Enerjide dışa bağımlılığın Türkiye ekonomisinin en önemli kırılganlık alanlarından biri olduğuna işaret eden Bayraktar, “Türkiye son 22 yılda enerji ithalatına 1 trilyon 20 milyar dolar ödedi. Yıllık ortalama 50–60 milyar dolar seviyelerinde, 2022 yılında ise yaklaşık 96,5 milyar dolar enerji ithalatımız oldu” diye konuştu.

Doğal gaz, petrol ve kömür ithalatının cari açık ve döviz kırılganlığında belirleyici rol oynadığını belirten Bayraktar, 2025 yılı enerji ithalatının yaklaşık 60–70 milyar dolar arasında gerçekleşmesinin öngörüldüğünü söyledi. Enerjide dışa bağımlılığı azaltmanın yeni bir ekonomik başarı hikâyesi için zorunlu olduğunu vurgulayan Bayraktar, sanayicilerden de katma değerli üretimi artırmalarını istedi.

Yenilenebilir Enerjide 120 Bin MW Hedefi

Türkiye’nin yenilenebilir enerjide yüksek potansiyele sahip olduğunu ifade eden Bayraktar, rüzgâr, güneş, jeotermal ve biyogaz kaynaklarının hızlı şekilde ekonomiye kazandırılacağını belirtti.
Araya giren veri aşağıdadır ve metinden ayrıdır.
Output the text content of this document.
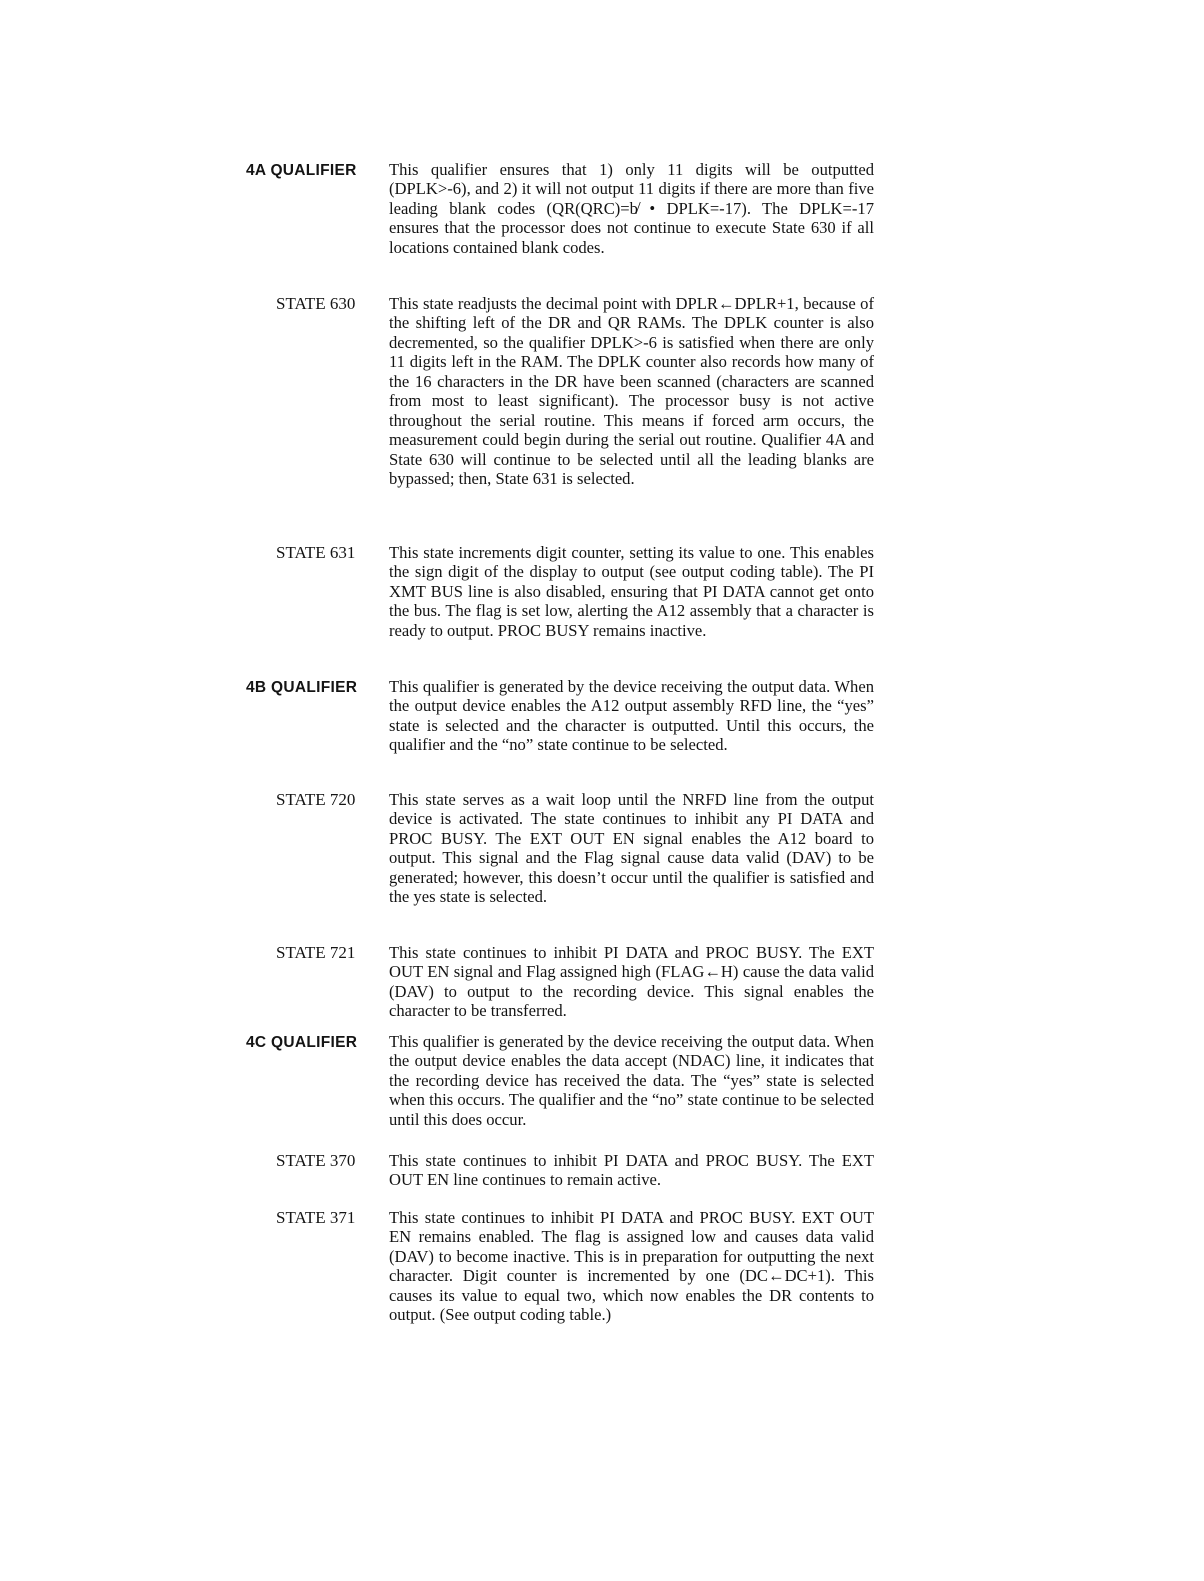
4A QUALIFIER This qualifier ensures that 1) only 11 digits will be outputted (DPLK>-6), and 2) it will not output 11 digits if there are more than five leading blank codes (QR(QRC)=b̸ • DPLK=-17). The DPLK=-17 ensures that the processor does not continue to execute State 630 if all locations contained blank codes.
STATE 630 This state readjusts the decimal point with DPLR←DPLR+1, because of the shifting left of the DR and QR RAMs. The DPLK counter is also decremented, so the qualifier DPLK>-6 is satisfied when there are only 11 digits left in the RAM. The DPLK counter also records how many of the 16 characters in the DR have been scanned (characters are scanned from most to least significant). The processor busy is not active throughout the serial routine. This means if forced arm occurs, the measurement could begin during the serial out routine. Qualifier 4A and State 630 will continue to be selected until all the leading blanks are bypassed; then, State 631 is selected.
STATE 631 This state increments digit counter, setting its value to one. This enables the sign digit of the display to output (see output coding table). The PI XMT BUS line is also disabled, ensuring that PI DATA cannot get onto the bus. The flag is set low, alerting the A12 assembly that a character is ready to output. PROC BUSY remains inactive.
4B QUALIFIER This qualifier is generated by the device receiving the output data. When the output device enables the A12 output assembly RFD line, the “yes” state is selected and the character is outputted. Until this occurs, the qualifier and the “no” state continue to be selected.
STATE 720 This state serves as a wait loop until the NRFD line from the output device is activated. The state continues to inhibit any PI DATA and PROC BUSY. The EXT OUT EN signal enables the A12 board to output. This signal and the Flag signal cause data valid (DAV) to be generated; however, this doesn’t occur until the qualifier is satisfied and the yes state is selected.
STATE 721 This state continues to inhibit PI DATA and PROC BUSY. The EXT OUT EN signal and Flag assigned high (FLAG←H) cause the data valid (DAV) to output to the recording device. This signal enables the character to be transferred.
4C QUALIFIER This qualifier is generated by the device receiving the output data. When the output device enables the data accept (NDAC) line, it indicates that the recording device has received the data. The “yes” state is selected when this occurs. The qualifier and the “no” state continue to be selected until this does occur.
STATE 370 This state continues to inhibit PI DATA and PROC BUSY. The EXT OUT EN line continues to remain active.
STATE 371 This state continues to inhibit PI DATA and PROC BUSY. EXT OUT EN remains enabled. The flag is assigned low and causes data valid (DAV) to become inactive. This is in preparation for outputting the next character. Digit counter is incremented by one (DC←DC+1). This causes its value to equal two, which now enables the DR contents to output. (See output coding table.)
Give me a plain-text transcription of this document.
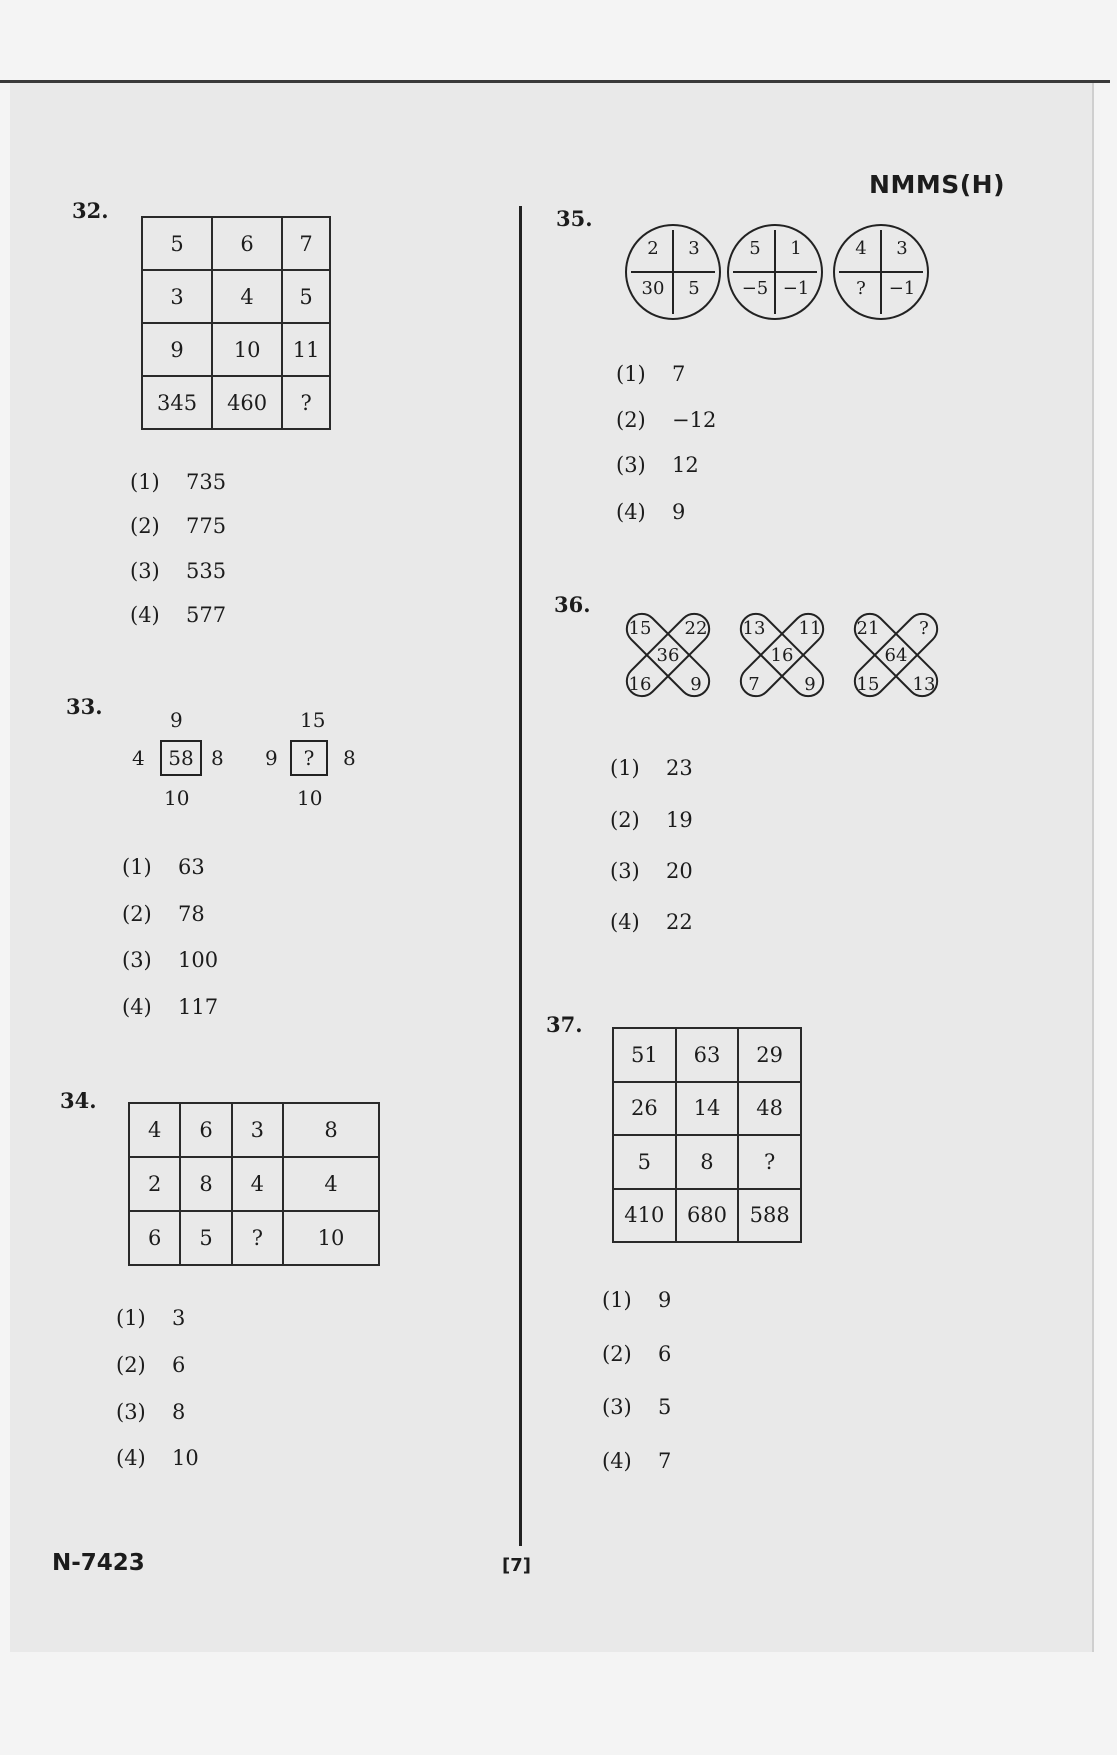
NMMS(H)
32.
5	6	7
3	4	5
9	10	11
345	460	?
(1) 735
(2) 775
(3) 535
(4) 577
33.
9
4	58 8
10
15
9	?	8
10
(1) 63
(2) 78
(3) 100
(4) 117
34.
4	6	3	8
2	8	4	4
6	5	?	10
(1) 3
(2) 6
(3) 8
(4) 10
35.
2	3
30	5
5	1
−5 −1
4	3
?	−1
(1) 7
(2) −12
(3) 12
(4) 9
36.
15 22
36
16 9
13 11
16
7 9
21 ?
64
15 13
(1) 23
(2) 19
(3) 20
(4) 22
37.
51	63	29
26	14	48
5	8	?
410	680	588
(1) 9
(2) 6
(3) 5
(4) 7
N-7423	[7]
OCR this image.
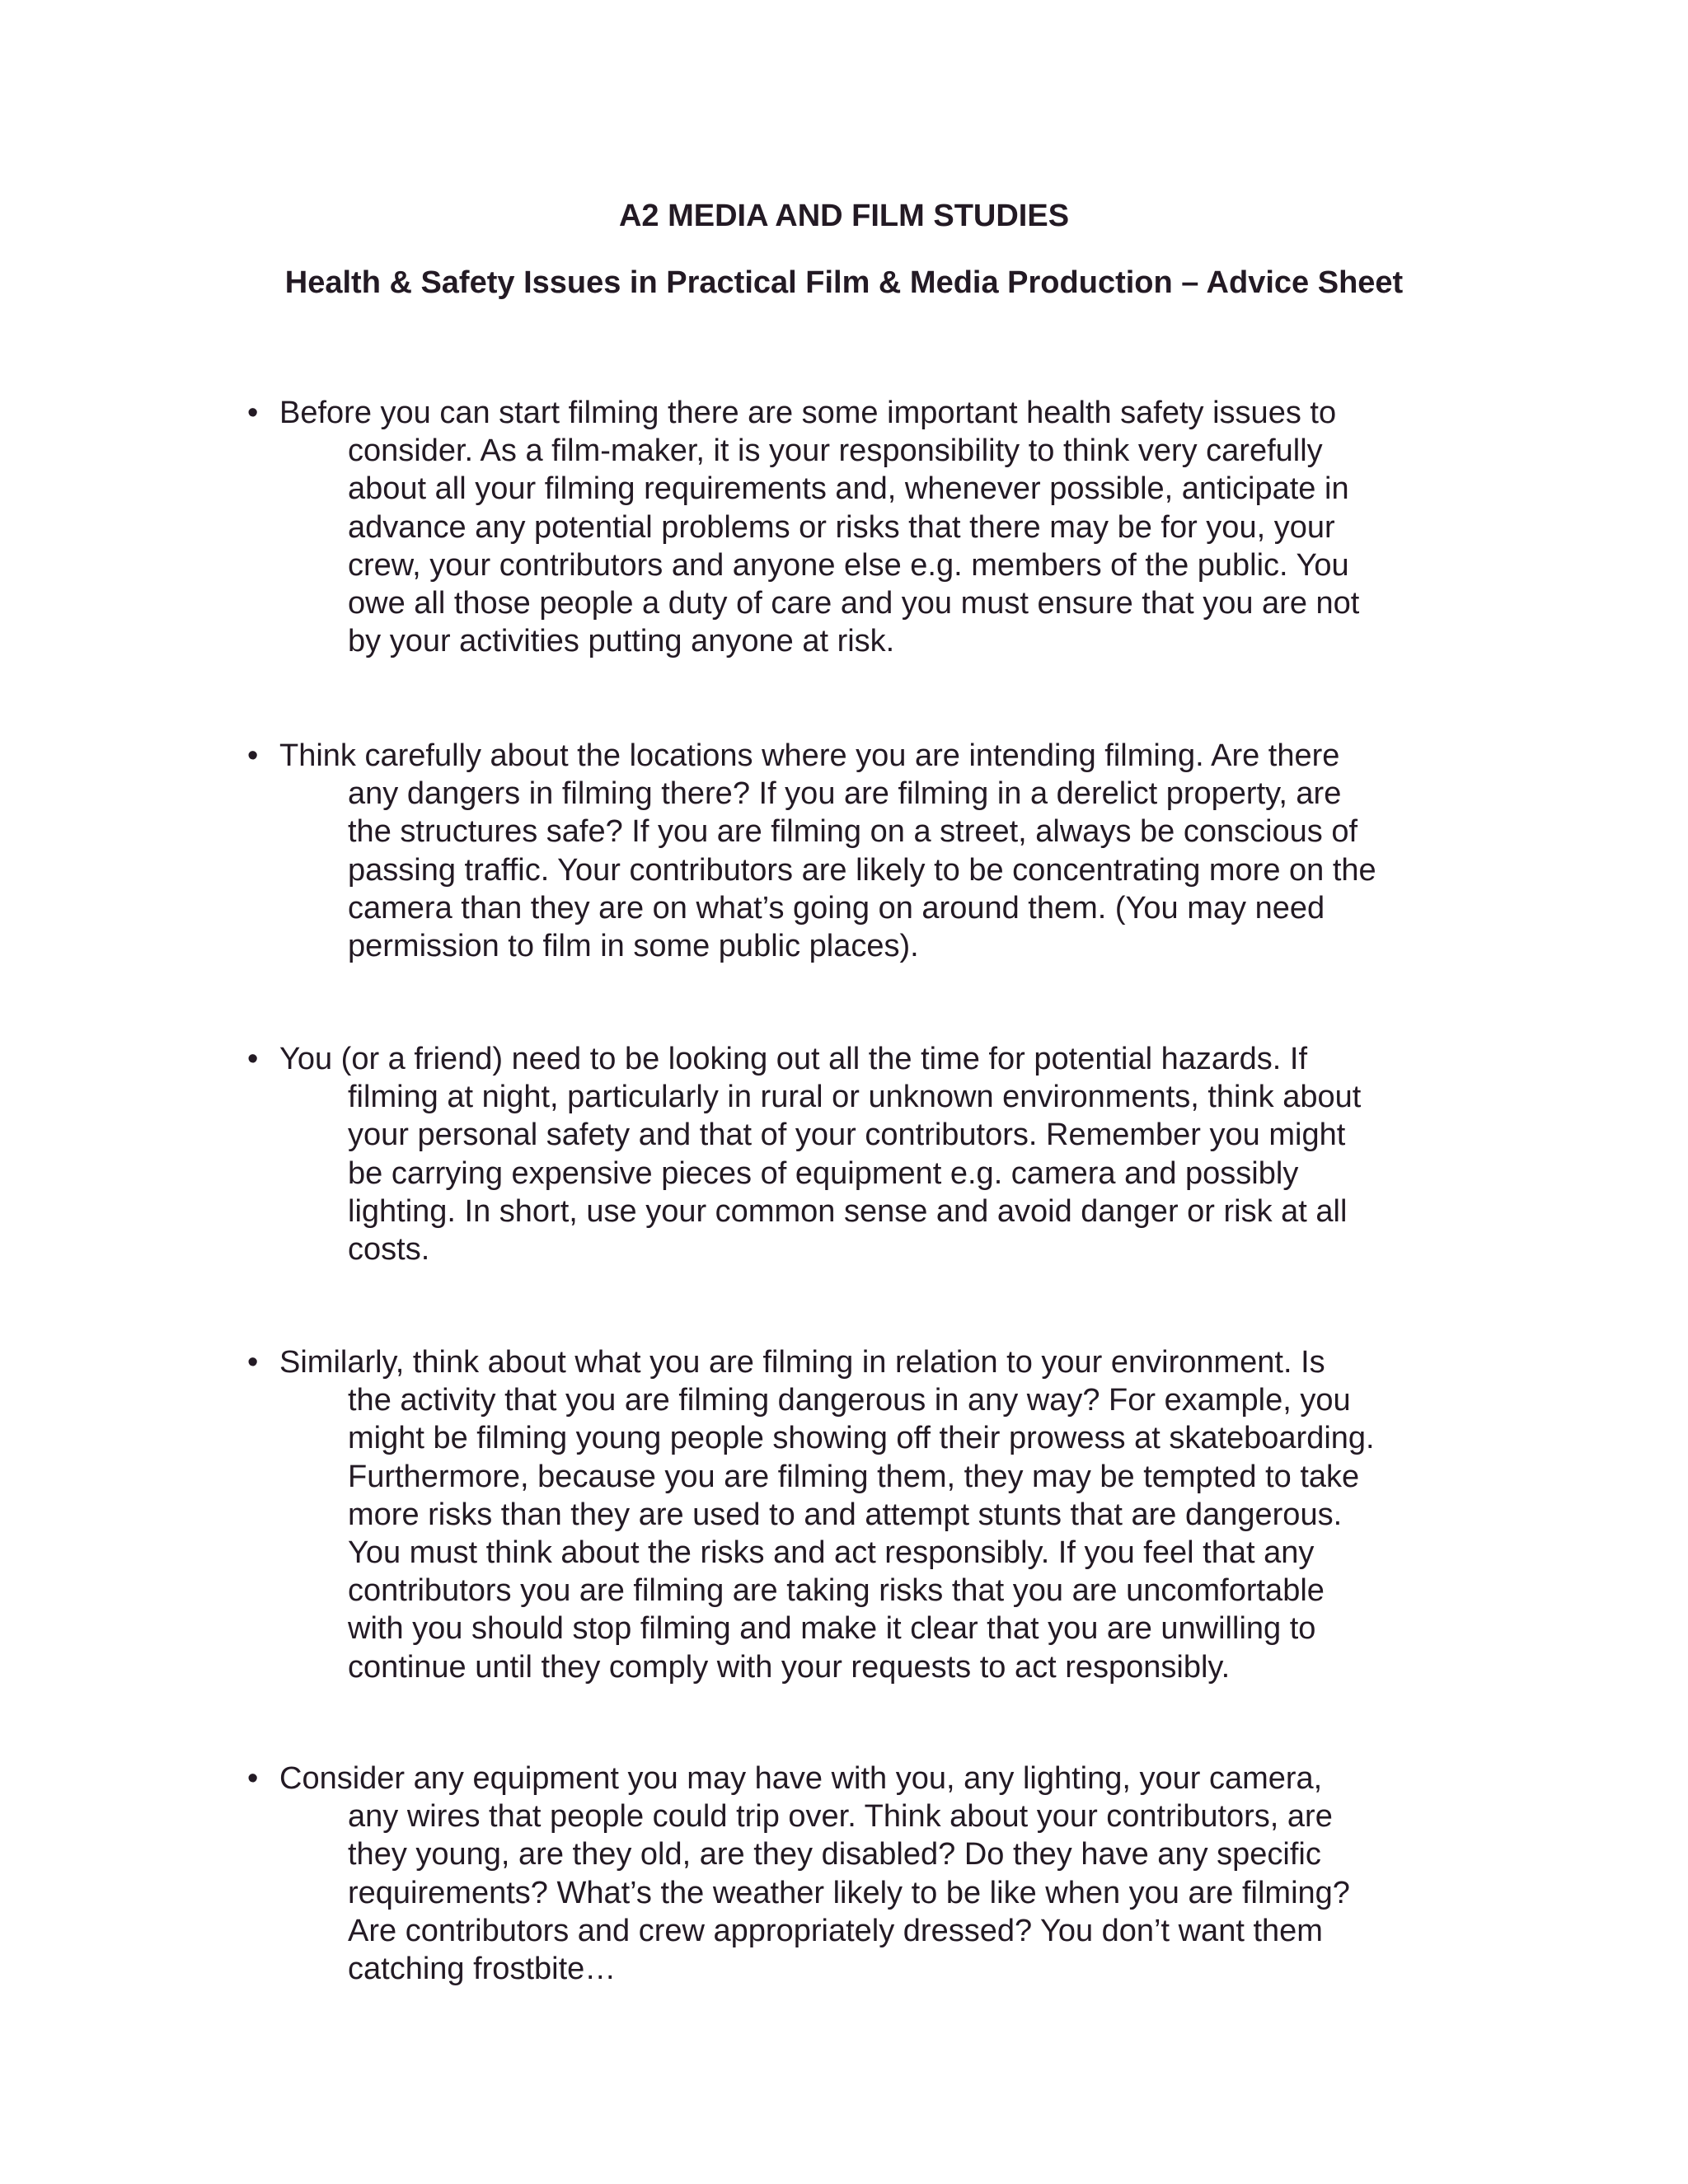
A2 MEDIA AND FILM STUDIES
Health & Safety Issues in Practical Film & Media Production – Advice Sheet
• Before you can start filming there are some important health safety issues to
consider. As a film-maker, it is your responsibility to think very carefully
about all your filming requirements and, whenever possible, anticipate in
advance any potential problems or risks that there may be for you, your
crew, your contributors and anyone else e.g. members of the public. You
owe all those people a duty of care and you must ensure that you are not
by your activities putting anyone at risk.
• Think carefully about the locations where you are intending filming. Are there
any dangers in filming there? If you are filming in a derelict property, are
the structures safe? If you are filming on a street, always be conscious of
passing traffic. Your contributors are likely to be concentrating more on the
camera than they are on what’s going on around them. (You may need
permission to film in some public places).
• You (or a friend) need to be looking out all the time for potential hazards. If
filming at night, particularly in rural or unknown environments, think about
your personal safety and that of your contributors. Remember you might
be carrying expensive pieces of equipment e.g. camera and possibly
lighting. In short, use your common sense and avoid danger or risk at all
costs.
• Similarly, think about what you are filming in relation to your environment. Is
the activity that you are filming dangerous in any way? For example, you
might be filming young people showing off their prowess at skateboarding.
Furthermore, because you are filming them, they may be tempted to take
more risks than they are used to and attempt stunts that are dangerous.
You must think about the risks and act responsibly. If you feel that any
contributors you are filming are taking risks that you are uncomfortable
with you should stop filming and make it clear that you are unwilling to
continue until they comply with your requests to act responsibly.
• Consider any equipment you may have with you, any lighting, your camera,
any wires that people could trip over. Think about your contributors, are
they young, are they old, are they disabled? Do they have any specific
requirements? What’s the weather likely to be like when you are filming?
Are contributors and crew appropriately dressed? You don’t want them
catching frostbite…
Cumhurbaşkanı tarafından COP29’da açıklanan hedefe atıf yapan Bayraktar, “Güneşte ve rüzgârda 120 bin megavata giden bir Türkiye hedefimiz var. Bugün itibarıyla bu alanlarda kurulu gücümüz 38 bin megavat seviyesinde. Önümüzdeki 10 yılda bunu üç katına çıkarmamız gerekiyor” dedi.

Her yıl en az 7–9 bin megavat güneş ve rüzgâr kurulu gücünün devreye alınması gerektiğini söyleyen Bayraktar, 2025 yılında bu hedefe ulaşılacağını, ekim sonu itibarıyla 6 bin 700 megavatlık yeni kurulu gücün sisteme girdiğini, kasım ve aralıkta bu rakamın 8 bin megavatın üzerine çıkmasını beklediklerini kaydetti.

2024–2030 dönemini kapsayan İkinci Ulusal Enerji Verimliliği Eylem Planı çerçevesinde kamu ve özel sektörden toplam 20 milyar dolarlık yatırım hedeflediklerini belirten Bayraktar, bu sayede enerji kullanımında yüzde 15 iyileşme hedeflediklerini söyledi.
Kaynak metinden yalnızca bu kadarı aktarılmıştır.